Indeed, it would, we both agreed. We also understood that what we had witnessed was the meeting of two worlds in a confluence of experiences that was effortless as it was dynamic. This wasn’t a case of two solitudes - instead, it was two worlds that could blend seamlessly into each other, working at times in unpredictable ways to both enhance and enrich.

I treasure moments like these because it helps me to better understand the experiences I encounter, and undoubtedly, the world around me. When my friend reproached me for forgetting the size of a Trinidad ten-cents piece, and even worse, for not applying it to the real world, it led to a moment of illumination which I would probably have missed had I insisted that we use the local currency. I’m constantly on the lookout for these moments that reveal parallels and overlaps between the two worlds I know – the Trinidadian and the Canadian. It also helps me understand who I am and what I’m becoming.

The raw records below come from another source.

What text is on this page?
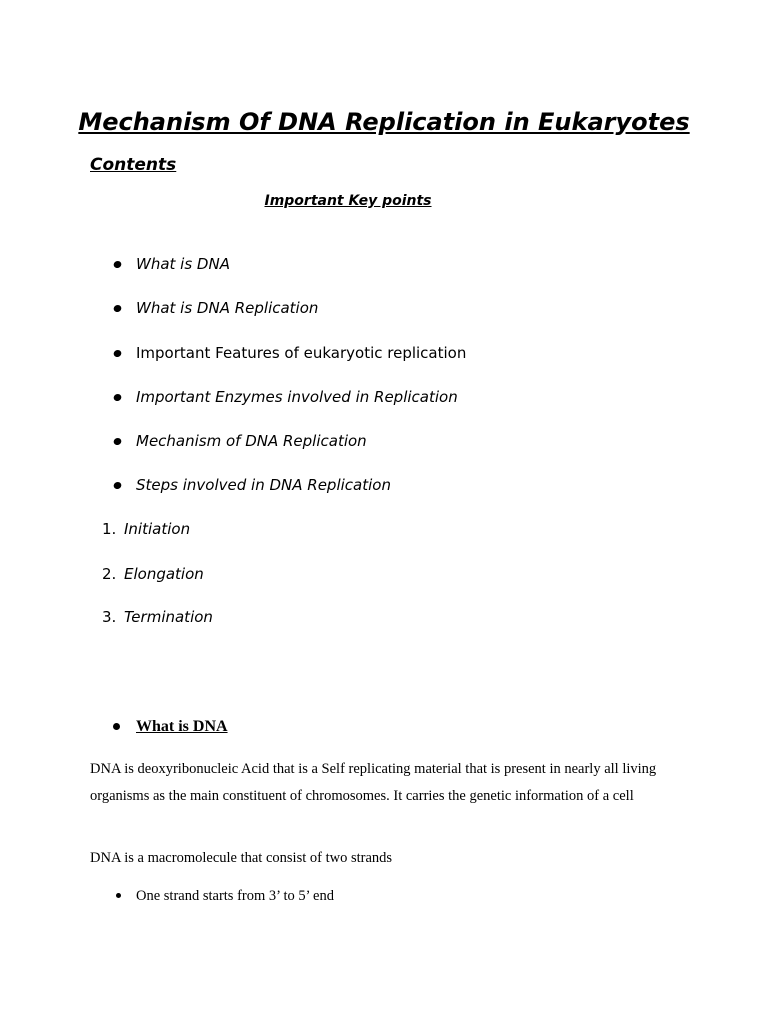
Mechanism Of DNA Replication in Eukaryotes
Contents
Important Key points
What is DNA
What is DNA Replication
Important Features of eukaryotic replication
Important Enzymes involved in Replication
Mechanism of DNA Replication
Steps involved in DNA Replication
1. Initiation
2. Elongation
3. Termination
What is DNA
DNA is deoxyribonucleic Acid that is a Self replicating material that is present in nearly all living organisms as the main constituent of chromosomes. It carries the genetic information of a cell
DNA is a macromolecule that consist of two strands
One strand starts from 3’ to 5’ end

Take a recent experience, for example, at the grocery store. In the fruit section, by the mangoes that thrilled the eyes with shades of rose, burnt orange and healthy tropical yellow, a woman’s hands were wandering through the rows, feeling for firmness. At the same time her eyes were appreciating the hues, and her sense of smell was keenly focused.

My mind immediately found the memory I was retaining, waiting for use one day, of a time on Frederick Street, in Port-of-Spain, Trinidad. There, with the sun blazing downwards on exposed heads, another woman was standing by the back of a van that held boxes of apples wrapped in soft tissue and sitting in trays similar to egg cartons.

"But what is this," she remarked ecstatically. "All these apples have different colours of red. And they smelling nice too, too bad! I feel to eat one right now." She picked up an apple, deeply inhaled its fragrance, and enthusiastically polished it on her loose, open-necked cotton shirt.

"I buying this one, mister," she said with finality to the vendor.

By the time this memory had played itself through, the woman had picked up a mango with the same finality.

I treasure these little discoveries in the parallels and overlaps between two worlds. As it goes, though, it is a currency I’m still learning to use.